Wie viele Beschwerden sind gegen Direktanbieter beim LBA bisher eingegangen, die sich auf die Verordnung (EG) Nr. 1008/2008 beziehen?

10

Findet ein Austausch zwischen Bundesregierung und ihren nachrangigen Behörden auf der einen Seite und den Verbraucherzentralen auf der anderen Seite statt?

Wenn ja, wie sieht dieser aus?

Wenn nein, warum nicht?

11

Wie viele Ordnungswidrigkeitenverfahren hat das LBA bislang gegenüber Tatbeständen eingeleitet, die sich auf die Verordnung (EG) Nr. 1008/2008 beziehen?

Wie viele davon richten sich gegen Flugvermittler, und wie viele gegen Direktanbieter (bitte einzeln auflisten)?

In wie vielen Fällen führten die Ordnungswidrigkeitenverfahren auch zu einem Bußgeld?

12

Steht diese Zahl in einem angemessen Verhältnis zu den offenkundig bestehenden Problemen, die vielfach von den Verbraucherzentralen angemahnt werden?

13

Wie steht die Bundesregierung zu der Beurteilung, dass die Gepäckgebühren erhebliche, ungerechtfertigte Mehrkosten darstellen, die nicht in der Art und Weise, wie es teilweise der Fall ist, erhoben werden dürften?

14

Hält es die Bundesregierung angesichts des Verbotes irreführender Werbung für erforderlich, dass die Fluggesellschaften und -vermittler auf die erheblichen Mehrkosten, die durch Gepäck entstehen können, bereits in der Bewerbung ausdrücklich hinweisen?

15

Wie sind im Vorfeld große Abweichungen bei den Gepäckpreisen transparenter zu machen, um so einen besseren Verbraucherschutz zu gewährleisten?

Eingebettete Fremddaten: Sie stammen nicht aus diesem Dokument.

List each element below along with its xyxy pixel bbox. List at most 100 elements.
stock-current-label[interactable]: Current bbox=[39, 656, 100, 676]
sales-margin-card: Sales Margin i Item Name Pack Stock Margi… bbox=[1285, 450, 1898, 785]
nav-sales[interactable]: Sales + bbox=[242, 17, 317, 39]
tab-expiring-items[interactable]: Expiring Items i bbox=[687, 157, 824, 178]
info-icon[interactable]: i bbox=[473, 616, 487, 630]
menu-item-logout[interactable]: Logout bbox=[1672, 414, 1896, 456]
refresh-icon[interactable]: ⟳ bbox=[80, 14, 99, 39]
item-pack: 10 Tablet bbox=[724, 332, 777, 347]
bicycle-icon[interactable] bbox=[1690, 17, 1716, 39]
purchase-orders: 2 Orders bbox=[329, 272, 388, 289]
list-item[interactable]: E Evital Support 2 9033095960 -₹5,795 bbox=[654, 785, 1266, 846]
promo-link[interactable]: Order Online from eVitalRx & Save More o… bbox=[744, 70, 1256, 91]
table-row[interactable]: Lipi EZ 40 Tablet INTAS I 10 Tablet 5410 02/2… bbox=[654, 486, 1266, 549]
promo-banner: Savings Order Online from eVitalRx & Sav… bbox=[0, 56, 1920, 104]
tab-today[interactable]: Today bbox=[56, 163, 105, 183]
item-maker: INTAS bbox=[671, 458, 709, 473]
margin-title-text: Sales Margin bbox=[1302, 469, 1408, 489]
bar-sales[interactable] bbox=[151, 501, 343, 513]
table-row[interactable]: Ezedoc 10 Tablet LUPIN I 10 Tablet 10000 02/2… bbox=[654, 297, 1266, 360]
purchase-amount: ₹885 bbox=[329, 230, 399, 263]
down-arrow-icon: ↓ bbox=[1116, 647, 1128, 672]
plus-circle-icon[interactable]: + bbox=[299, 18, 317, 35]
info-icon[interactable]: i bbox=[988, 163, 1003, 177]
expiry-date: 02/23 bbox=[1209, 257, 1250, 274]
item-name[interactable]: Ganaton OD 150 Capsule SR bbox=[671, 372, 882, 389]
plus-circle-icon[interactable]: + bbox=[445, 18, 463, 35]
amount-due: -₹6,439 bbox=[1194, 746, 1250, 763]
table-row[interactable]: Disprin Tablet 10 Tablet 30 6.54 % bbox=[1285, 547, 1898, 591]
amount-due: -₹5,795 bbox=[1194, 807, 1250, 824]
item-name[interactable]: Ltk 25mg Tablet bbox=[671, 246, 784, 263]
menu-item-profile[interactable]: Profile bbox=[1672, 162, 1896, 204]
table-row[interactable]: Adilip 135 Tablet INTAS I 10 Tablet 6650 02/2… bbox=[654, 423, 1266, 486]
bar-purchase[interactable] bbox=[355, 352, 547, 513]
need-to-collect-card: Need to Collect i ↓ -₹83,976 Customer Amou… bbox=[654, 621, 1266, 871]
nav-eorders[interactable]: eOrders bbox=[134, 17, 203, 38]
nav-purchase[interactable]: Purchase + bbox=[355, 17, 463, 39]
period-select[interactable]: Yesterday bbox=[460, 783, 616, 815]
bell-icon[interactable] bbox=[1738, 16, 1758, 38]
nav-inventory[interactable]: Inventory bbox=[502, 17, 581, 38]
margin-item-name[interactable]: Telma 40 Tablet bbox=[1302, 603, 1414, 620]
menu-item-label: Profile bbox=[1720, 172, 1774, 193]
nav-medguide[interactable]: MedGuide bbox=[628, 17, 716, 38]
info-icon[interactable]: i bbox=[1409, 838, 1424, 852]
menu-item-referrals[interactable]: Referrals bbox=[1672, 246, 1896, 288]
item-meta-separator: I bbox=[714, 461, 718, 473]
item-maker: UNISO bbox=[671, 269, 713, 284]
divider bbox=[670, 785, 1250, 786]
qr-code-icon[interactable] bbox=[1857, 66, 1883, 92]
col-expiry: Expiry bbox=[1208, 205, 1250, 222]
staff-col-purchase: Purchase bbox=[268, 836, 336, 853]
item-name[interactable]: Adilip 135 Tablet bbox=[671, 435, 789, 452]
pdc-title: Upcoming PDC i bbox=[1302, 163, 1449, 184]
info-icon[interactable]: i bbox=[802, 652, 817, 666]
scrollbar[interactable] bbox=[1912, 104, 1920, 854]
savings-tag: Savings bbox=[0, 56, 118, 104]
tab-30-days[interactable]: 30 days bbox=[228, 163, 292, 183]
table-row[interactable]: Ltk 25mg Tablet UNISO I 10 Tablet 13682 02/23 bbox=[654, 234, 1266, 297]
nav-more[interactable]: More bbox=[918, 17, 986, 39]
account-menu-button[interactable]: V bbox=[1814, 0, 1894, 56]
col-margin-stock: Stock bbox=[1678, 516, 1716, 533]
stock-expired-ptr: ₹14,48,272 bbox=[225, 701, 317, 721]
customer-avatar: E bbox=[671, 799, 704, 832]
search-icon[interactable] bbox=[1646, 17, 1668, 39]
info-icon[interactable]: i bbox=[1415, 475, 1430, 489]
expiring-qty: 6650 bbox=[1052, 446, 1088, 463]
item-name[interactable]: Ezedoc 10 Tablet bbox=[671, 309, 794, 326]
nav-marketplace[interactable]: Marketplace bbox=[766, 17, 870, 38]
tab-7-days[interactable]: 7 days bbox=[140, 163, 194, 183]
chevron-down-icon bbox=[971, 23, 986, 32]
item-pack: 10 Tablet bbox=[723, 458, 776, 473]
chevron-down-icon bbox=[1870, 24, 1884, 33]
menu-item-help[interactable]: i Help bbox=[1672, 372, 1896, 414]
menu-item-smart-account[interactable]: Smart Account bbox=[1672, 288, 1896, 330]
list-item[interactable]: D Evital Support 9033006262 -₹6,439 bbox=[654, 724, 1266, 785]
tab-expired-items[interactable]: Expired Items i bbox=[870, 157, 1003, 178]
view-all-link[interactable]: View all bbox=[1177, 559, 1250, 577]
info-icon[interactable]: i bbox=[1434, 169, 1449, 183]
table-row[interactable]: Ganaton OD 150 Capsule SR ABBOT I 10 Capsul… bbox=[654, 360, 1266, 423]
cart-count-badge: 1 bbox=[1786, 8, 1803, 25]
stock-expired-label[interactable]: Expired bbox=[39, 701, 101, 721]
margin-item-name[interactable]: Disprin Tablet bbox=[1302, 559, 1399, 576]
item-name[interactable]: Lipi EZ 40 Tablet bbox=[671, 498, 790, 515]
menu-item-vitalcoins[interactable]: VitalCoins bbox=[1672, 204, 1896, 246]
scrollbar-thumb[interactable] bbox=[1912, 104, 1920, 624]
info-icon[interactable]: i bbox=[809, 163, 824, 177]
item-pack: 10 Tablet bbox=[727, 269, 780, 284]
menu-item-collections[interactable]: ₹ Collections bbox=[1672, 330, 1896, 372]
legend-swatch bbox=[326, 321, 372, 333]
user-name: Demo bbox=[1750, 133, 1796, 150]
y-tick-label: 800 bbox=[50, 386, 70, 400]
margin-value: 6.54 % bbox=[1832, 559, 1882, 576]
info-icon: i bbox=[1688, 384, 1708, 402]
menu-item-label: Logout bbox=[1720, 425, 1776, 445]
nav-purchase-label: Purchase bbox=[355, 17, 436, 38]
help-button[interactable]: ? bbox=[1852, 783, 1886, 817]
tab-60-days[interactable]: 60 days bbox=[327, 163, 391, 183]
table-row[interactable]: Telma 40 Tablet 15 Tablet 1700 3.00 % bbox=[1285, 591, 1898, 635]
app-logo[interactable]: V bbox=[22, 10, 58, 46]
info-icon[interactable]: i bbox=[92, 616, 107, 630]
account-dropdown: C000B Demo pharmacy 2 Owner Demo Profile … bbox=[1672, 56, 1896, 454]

Besteht dahingehend ein Dialog zwischen Bundesregierung, Verbraucherzentralen und Fluggesellschaften?

16

Wie beurteilt die Bundesregierung die Rechtswahlklauseln in den Allgemeinen Vertragsbedingungen des Anbieters Ryanair, die deutsche Verbraucher dem irischen Recht unterwirft?